This landmark Myrtle Beach seafood joint is closing its doors after a nearly 15-year run.

An iconic, award-winning Myrtle Beach seafood restaurant is closing its doors after a near 15-year run, marking the end of one family’s decades-long journey to keep their small business competitive in a changing market.

In a lengthy Facebook post, Mr. Fish co-owner Sheina Hammerman said the establishment’s last day is tentatively planned for Sept. 17, though she and her father Ted plan to keep their adjacent seafood market running.

“It’s been my greatest honor to grow into the business woman I’ve become with my Mom and Dad right alongside me through thick and thin,” Sheina Hammerman wrote on the Mr. Fish Facebook page. “...This ride is far from over and it certainly is not what some may call a failure.”

The Mr. Fish locations at 6307 and 6401 N. Kings Highway are listed through King One Properties International at $1.12 million, according to a posting on LoopNet, an online commercial real estate marketplace.

Known for its fish-shaped sign and bright blue-and-red exterior, Mr. Fish opened in 2009 and relocated to its North Kings Highway in 2013. The Mr. Fish brand itself has been a Grand Strand mainstay since 1994.

The eatery was evacuated briefly on Dec. 4 following a false bomb threat called into it during a private Drag Me to Brunch event.

Sheina Hammerman told The Sun News at the time a potential sale is unrelated to that incident.

Hammerman said in the Facebook post the Mr. Fish expansion put her family in the “big leagues” and brought more challenges to the family business.

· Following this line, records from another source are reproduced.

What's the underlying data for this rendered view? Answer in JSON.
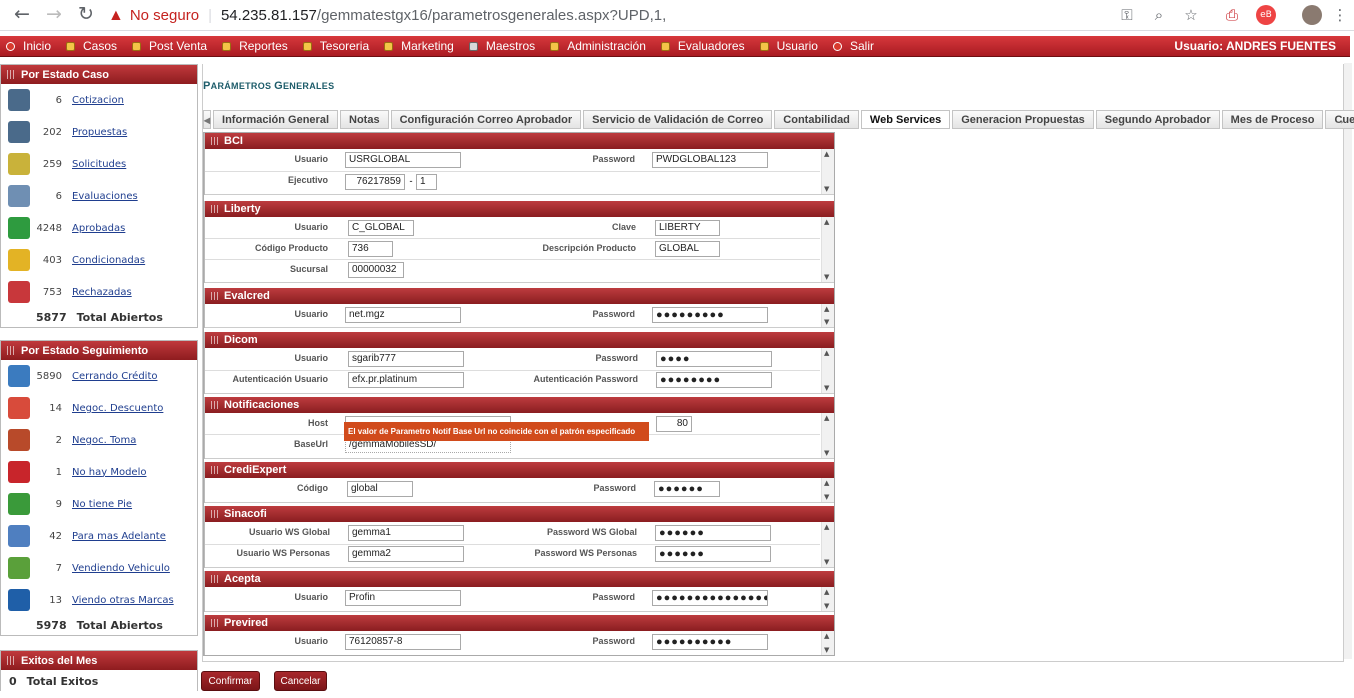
{
  "browser": {
    "warning": "No seguro",
    "url_host": "54.235.81.157",
    "url_path": "/gemmatestgx16/parametrosgenerales.aspx?UPD,1,"
  },
  "menu": {
    "items": [
      {
        "label": "Inicio",
        "icon": "home-icon"
      },
      {
        "label": "Casos",
        "icon": "folder-icon"
      },
      {
        "label": "Post Venta",
        "icon": "folder-icon"
      },
      {
        "label": "Reportes",
        "icon": "folder-icon"
      },
      {
        "label": "Tesoreria",
        "icon": "coin-icon"
      },
      {
        "label": "Marketing",
        "icon": "card-icon"
      },
      {
        "label": "Maestros",
        "icon": "db-icon"
      },
      {
        "label": "Administración",
        "icon": "key-icon"
      },
      {
        "label": "Evaluadores",
        "icon": "check-icon"
      },
      {
        "label": "Usuario",
        "icon": "check-icon"
      },
      {
        "label": "Salir",
        "icon": "exit-icon"
      }
    ],
    "user": "Usuario: ANDRES FUENTES"
  },
  "sidebar": {
    "estado_caso": {
      "title": "Por Estado Caso",
      "items": [
        {
          "num": "6",
          "label": "Cotizacion",
          "color": "#4a6a8a"
        },
        {
          "num": "202",
          "label": "Propuestas",
          "color": "#4a6a8a"
        },
        {
          "num": "259",
          "label": "Solicitudes",
          "color": "#c9b23a"
        },
        {
          "num": "6",
          "label": "Evaluaciones",
          "color": "#6f8fb3"
        },
        {
          "num": "4248",
          "label": "Aprobadas",
          "color": "#2e9b3f"
        },
        {
          "num": "403",
          "label": "Condicionadas",
          "color": "#e3b325"
        },
        {
          "num": "753",
          "label": "Rechazadas",
          "color": "#c8373b"
        }
      ],
      "total_num": "5877",
      "total_label": "Total Abiertos"
    },
    "estado_seguimiento": {
      "title": "Por Estado Seguimiento",
      "items": [
        {
          "num": "5890",
          "label": "Cerrando Crédito",
          "color": "#3b7bbf"
        },
        {
          "num": "14",
          "label": "Negoc. Descuento",
          "color": "#d84b3b"
        },
        {
          "num": "2",
          "label": "Negoc. Toma",
          "color": "#b84a2a"
        },
        {
          "num": "1",
          "label": "No hay Modelo",
          "color": "#c8252b"
        },
        {
          "num": "9",
          "label": "No tiene Pie",
          "color": "#3a9a3a"
        },
        {
          "num": "42",
          "label": "Para mas Adelante",
          "color": "#4f7fc0"
        },
        {
          "num": "7",
          "label": "Vendiendo Vehiculo",
          "color": "#5aa03a"
        },
        {
          "num": "13",
          "label": "Viendo otras Marcas",
          "color": "#1f5fa8"
        }
      ],
      "total_num": "5978",
      "total_label": "Total Abiertos"
    },
    "exitos": {
      "title": "Exitos del Mes",
      "total_num": "0",
      "total_label": "Total Exitos"
    }
  },
  "page": {
    "title_first": "P",
    "title_rest": "ARÁMETROS ",
    "title_second": "G",
    "title_rest2": "ENERALES"
  },
  "tabs": [
    "Información General",
    "Notas",
    "Configuración Correo Aprobador",
    "Servicio de Validación de Correo",
    "Contabilidad",
    "Web Services",
    "Generacion Propuestas",
    "Segundo Aprobador",
    "Mes de Proceso",
    "Cuentas"
  ],
  "sections": {
    "bci": {
      "title": "BCI",
      "usuario_lbl": "Usuario",
      "usuario": "USRGLOBAL",
      "password_lbl": "Password",
      "password": "PWDGLOBAL123",
      "ejecutivo_lbl": "Ejecutivo",
      "ejecutivo": "76217859",
      "ejecutivo_sep": "-",
      "ejecutivo_dv": "1"
    },
    "liberty": {
      "title": "Liberty",
      "usuario_lbl": "Usuario",
      "usuario": "C_GLOBAL",
      "clave_lbl": "Clave",
      "clave": "LIBERTY",
      "codigo_lbl": "Código Producto",
      "codigo": "736",
      "descripcion_lbl": "Descripción Producto",
      "descripcion": "GLOBAL",
      "sucursal_lbl": "Sucursal",
      "sucursal": "00000032"
    },
    "evalcred": {
      "title": "Evalcred",
      "usuario_lbl": "Usuario",
      "usuario": "net.mgz",
      "password_lbl": "Password",
      "password": "●●●●●●●●●"
    },
    "dicom": {
      "title": "Dicom",
      "usuario_lbl": "Usuario",
      "usuario": "sgarib777",
      "password_lbl": "Password",
      "password": "●●●●",
      "auth_user_lbl": "Autenticación Usuario",
      "auth_user": "efx.pr.platinum",
      "auth_pw_lbl": "Autenticación Password",
      "auth_pw": "●●●●●●●●"
    },
    "notificaciones": {
      "title": "Notificaciones",
      "host_lbl": "Host",
      "host": "",
      "port": "80",
      "baseurl_lbl": "BaseUrl",
      "baseurl": "/gemmaMobilesSD/",
      "tooltip": "El valor de Parametro Notif Base Url no coincide con el patrón especificado"
    },
    "crediexpert": {
      "title": "CrediExpert",
      "codigo_lbl": "Código",
      "codigo": "global",
      "password_lbl": "Password",
      "password": "●●●●●●"
    },
    "sinacofi": {
      "title": "Sinacofi",
      "ws_global_lbl": "Usuario WS Global",
      "ws_global": "gemma1",
      "pw_global_lbl": "Password WS Global",
      "pw_global": "●●●●●●",
      "ws_personas_lbl": "Usuario WS Personas",
      "ws_personas": "gemma2",
      "pw_personas_lbl": "Password WS Personas",
      "pw_personas": "●●●●●●"
    },
    "acepta": {
      "title": "Acepta",
      "usuario_lbl": "Usuario",
      "usuario": "Profin",
      "password_lbl": "Password",
      "password": "●●●●●●●●●●●●●●●"
    },
    "previred": {
      "title": "Previred",
      "usuario_lbl": "Usuario",
      "usuario": "76120857-8",
      "password_lbl": "Password",
      "password": "●●●●●●●●●●"
    }
  },
  "buttons": {
    "confirm": "Confirmar",
    "cancel": "Cancelar"
  }
}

“We went from 85 seats to 300 seats. From just under 2,000sf to 8,500. To say we went through an adjustment period was an understatement. We still had the mentality of that small mom and pop restaurant but now we were in the big leagues and we were scurrying to mentally catch up to the new level of popularity we had achieved,” she said. ...”Myrtle Beach also has continued to grow and expand with bigger and arguably better competition in the area which took us out of the running of being the “New kids on the block”.